It's shaping up to be one of the best years ever for the ethanol business.
Operating profits for many ethanol makers more than doubled in the second quarter compared with last year, reflecting lower prices for corn and strong demand for the fuel, sustained partly by exports.
Valero Energy, which owns 11 U.S. ethanol plants, including one in Minnesota, reported operating income of 63 cents per gallon, more than double that of the quarter a year ago.
"It's nice to have that," said Brian Kletscher, CEO of Highwater Ethanol, a farmer-owned producer in Lamberton, Minn., whose operating profit more than doubled and net earnings rose 64 percent for three months ending in July. "The ethanol industry needed margins like this to stabilize."
Just two years ago, the nation's 212 ethanol plants, including 21 in Minnesota, saw profits take a free fall as the price of corn climbed in some regions to $8 per bushel. More than 20 U.S. ethanol plants were shuttered, though many have reopened, including a plant in Buffalo Lake, Minn., earlier this month.
Corn is the main ingredient in making ethanol. In Minnesota, corn sold for $3.55 per bushel in August, less than half the price during the peak of the drought two years ago, government data show. With a record corn crop projected this year, ethanol industry officials are upbeat, although ethanol's recent, lower selling price could cut into profit margins.

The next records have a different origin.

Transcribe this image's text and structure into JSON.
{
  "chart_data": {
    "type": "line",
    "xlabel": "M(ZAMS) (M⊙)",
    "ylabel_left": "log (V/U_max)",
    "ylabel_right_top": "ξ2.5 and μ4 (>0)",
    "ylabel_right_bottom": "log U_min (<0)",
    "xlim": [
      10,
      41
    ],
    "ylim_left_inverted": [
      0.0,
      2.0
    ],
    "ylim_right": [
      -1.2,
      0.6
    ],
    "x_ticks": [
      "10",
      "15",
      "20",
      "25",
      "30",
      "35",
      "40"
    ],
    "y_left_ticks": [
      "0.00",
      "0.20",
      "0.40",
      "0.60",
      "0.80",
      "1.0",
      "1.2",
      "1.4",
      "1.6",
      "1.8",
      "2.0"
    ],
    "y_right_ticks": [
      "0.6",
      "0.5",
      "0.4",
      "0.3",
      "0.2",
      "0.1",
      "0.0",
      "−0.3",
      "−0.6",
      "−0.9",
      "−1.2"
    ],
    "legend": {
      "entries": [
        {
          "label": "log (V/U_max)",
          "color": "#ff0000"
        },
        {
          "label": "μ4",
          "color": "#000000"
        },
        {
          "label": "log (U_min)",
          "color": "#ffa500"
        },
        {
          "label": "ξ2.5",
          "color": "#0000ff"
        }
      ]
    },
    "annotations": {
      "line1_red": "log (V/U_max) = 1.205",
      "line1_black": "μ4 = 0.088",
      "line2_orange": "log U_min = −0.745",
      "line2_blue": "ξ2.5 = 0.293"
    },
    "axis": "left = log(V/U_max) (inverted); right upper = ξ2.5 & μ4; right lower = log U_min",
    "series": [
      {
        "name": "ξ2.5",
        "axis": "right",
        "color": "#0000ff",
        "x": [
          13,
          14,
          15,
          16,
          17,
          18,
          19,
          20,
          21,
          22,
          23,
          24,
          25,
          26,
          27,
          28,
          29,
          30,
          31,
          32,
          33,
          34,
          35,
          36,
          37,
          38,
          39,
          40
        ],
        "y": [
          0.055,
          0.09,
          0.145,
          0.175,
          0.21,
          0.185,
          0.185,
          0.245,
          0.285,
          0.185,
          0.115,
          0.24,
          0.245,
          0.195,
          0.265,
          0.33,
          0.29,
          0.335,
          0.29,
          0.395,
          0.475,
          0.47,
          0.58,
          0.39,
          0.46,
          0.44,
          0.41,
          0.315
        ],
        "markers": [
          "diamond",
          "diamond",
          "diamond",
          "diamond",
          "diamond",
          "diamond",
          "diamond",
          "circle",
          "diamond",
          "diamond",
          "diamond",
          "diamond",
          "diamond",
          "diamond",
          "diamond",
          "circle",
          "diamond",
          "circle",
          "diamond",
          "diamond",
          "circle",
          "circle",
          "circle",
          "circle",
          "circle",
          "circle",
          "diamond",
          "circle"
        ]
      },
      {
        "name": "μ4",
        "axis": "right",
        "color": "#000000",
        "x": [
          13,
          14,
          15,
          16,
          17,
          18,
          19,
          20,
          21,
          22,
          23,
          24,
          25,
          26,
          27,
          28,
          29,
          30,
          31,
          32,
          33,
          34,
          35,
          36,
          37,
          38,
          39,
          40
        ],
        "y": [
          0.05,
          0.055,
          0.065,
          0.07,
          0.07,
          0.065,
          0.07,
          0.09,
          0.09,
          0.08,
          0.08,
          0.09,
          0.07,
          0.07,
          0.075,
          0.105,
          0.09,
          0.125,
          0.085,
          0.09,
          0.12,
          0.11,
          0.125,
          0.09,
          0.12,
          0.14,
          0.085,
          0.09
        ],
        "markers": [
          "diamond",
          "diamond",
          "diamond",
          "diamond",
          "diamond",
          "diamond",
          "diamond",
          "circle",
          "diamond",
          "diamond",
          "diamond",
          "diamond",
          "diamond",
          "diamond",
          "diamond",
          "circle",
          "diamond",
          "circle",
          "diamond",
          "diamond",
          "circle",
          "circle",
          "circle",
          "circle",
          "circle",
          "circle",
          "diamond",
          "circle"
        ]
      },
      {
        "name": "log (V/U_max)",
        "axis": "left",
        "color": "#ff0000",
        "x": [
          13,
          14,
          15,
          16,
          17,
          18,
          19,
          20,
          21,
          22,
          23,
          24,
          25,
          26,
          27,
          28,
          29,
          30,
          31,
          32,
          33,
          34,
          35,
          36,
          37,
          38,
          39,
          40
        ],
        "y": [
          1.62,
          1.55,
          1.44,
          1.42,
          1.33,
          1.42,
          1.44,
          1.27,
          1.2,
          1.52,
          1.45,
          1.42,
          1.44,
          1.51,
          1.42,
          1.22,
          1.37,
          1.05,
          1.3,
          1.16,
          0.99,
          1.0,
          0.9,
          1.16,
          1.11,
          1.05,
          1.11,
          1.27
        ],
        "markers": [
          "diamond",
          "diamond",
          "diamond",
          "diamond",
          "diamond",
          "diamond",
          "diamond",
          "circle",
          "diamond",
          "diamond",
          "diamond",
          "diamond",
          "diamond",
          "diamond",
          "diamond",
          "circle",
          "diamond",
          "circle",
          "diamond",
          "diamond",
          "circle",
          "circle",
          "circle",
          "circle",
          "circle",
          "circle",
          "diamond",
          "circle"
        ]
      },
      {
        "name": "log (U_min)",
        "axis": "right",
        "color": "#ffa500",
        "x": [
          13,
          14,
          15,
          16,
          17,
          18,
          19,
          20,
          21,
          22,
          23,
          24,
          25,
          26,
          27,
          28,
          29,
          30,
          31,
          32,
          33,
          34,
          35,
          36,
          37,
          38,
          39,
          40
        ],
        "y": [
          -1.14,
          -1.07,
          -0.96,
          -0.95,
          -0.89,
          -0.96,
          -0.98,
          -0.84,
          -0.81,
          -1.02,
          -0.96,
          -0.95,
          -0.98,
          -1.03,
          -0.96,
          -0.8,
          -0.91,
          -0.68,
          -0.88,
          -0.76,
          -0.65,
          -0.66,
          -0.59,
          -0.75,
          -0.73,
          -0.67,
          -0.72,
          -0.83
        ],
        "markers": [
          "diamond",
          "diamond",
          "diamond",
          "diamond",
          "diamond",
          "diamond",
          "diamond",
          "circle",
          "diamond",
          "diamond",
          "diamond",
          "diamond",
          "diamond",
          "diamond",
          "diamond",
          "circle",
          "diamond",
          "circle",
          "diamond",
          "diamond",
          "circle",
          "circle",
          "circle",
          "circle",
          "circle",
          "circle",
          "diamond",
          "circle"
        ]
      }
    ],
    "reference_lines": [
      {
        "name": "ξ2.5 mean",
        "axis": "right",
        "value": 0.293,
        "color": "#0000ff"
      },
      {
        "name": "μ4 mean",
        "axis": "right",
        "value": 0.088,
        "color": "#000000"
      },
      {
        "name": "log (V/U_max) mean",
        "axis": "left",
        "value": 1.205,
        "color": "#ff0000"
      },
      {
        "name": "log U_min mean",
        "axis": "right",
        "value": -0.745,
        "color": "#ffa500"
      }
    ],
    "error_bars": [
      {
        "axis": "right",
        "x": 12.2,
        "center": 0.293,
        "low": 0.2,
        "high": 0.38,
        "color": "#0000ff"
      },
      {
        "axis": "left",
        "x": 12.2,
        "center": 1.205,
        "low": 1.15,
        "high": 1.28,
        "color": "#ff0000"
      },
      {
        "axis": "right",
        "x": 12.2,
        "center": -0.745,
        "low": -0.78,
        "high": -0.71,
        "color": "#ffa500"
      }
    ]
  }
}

Green Plains Renewable Energy, the nation's fourth largest ethanol maker whose 12 plants include ones in Fergus Falls and Fairmont, Minn., is projecting a record year. The Andersons, a producer with plants in Ohio, Indiana, Michigan and Iowa, reported record ethanol profits in the quarter.
"These are margins that no one has seen in the ethanol business," Chief Operating Officer Harold Reed told stock analysts in August.